Based on the question and subsequent answer here: When starting an h2o
instance running on a hadoop cluster, (with say hadoop jar h2odriver.jar -nodes 4 -mapperXmx 6g -output hdfsOutputDir
) the callback IP address used to connect to the h2o instance is selected by the hadoop runtime. So in most of the cases the IP address and the port is select by the Hadoop run time to find best available and looks like
....
H2O node 172.18.4.63:54321 reports H2O cluster size 4
H2O node 172.18.4.67:54321 reports H2O cluster size 4
H2O cluster (4 nodes) is up
(Note: Use the -disown option to exit the driver after cluster formation)

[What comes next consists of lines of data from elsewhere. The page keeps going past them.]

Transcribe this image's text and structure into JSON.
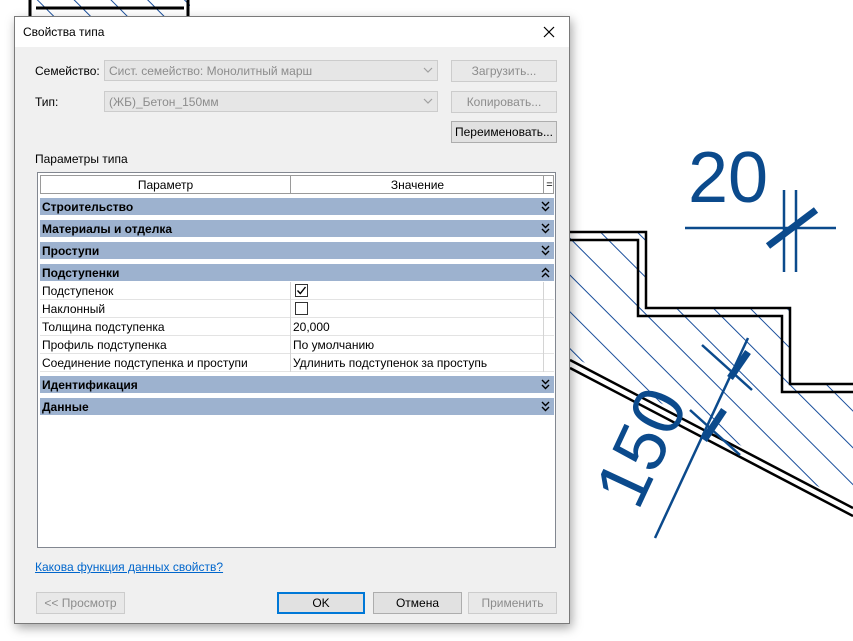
{
  "background_drawing": {
    "dimension_top": "20",
    "dimension_diagonal": "150",
    "line_color": "#0b4a8c"
  },
  "dialog": {
    "title": "Свойства типа",
    "family_label": "Семейство:",
    "family_value": "Сист. семейство: Монолитный марш",
    "type_label": "Тип:",
    "type_value": "(ЖБ)_Бетон_150мм",
    "load_button": "Загрузить...",
    "copy_button": "Копировать...",
    "rename_button": "Переименовать...",
    "params_label": "Параметры типа",
    "grid": {
      "col_param": "Параметр",
      "col_value": "Значение",
      "col_extra": "=",
      "group_color": "#9db2cf",
      "groups": [
        {
          "name": "Строительство",
          "state": "collapsed"
        },
        {
          "name": "Материалы и отделка",
          "state": "collapsed"
        },
        {
          "name": "Проступи",
          "state": "collapsed"
        },
        {
          "name": "Подступенки",
          "state": "expanded"
        },
        {
          "name": "Идентификация",
          "state": "collapsed"
        },
        {
          "name": "Данные",
          "state": "collapsed"
        }
      ],
      "rows": [
        {
          "name": "Подступенок",
          "type": "checkbox",
          "checked": true
        },
        {
          "name": "Наклонный",
          "type": "checkbox",
          "checked": false
        },
        {
          "name": "Толщина подступенка",
          "value": "20,000"
        },
        {
          "name": "Профиль подступенка",
          "value": "По умолчанию"
        },
        {
          "name": "Соединение подступенка и проступи",
          "value": "Удлинить подступенок за проступь"
        }
      ]
    },
    "help_link": "Какова функция данных свойств?",
    "preview_button": "<< Просмотр",
    "ok_button": "OK",
    "cancel_button": "Отмена",
    "apply_button": "Применить",
    "accent_color": "#0078d7"
  }
}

Open H2O Flow in your web browser: http://172.18.4.67:54321
Connection url output line: Open H2O Flow in your web browser: http://172.18.4.67:54321
The recommended way of using h2o
is to start and stop individual instances each time you want to use it (sorry, can't currently find the supporting documentation). The problem here is that if you want your python code to start up and connect to a h2o
instance automatically, it is not going to know what IP to connect to until the h2o
instance is already up and running. Thus, a common way to start H2O cluster on Hadoop is to let the Hadoop decide the cluster, then to parse the output for the line
Open H2O Flow in your web browser: x.x.x.x:54321
to get/extract the IP address.
The problem here is that h2o
is a blocking process who's output prints as a stream of text lines as the instance starts up rather than in bulk, this made it hard for me to get the final output line needed using basic python Popen logic to capture output. Is there a way to capture the output as it is being generated to get the line with the connection IP?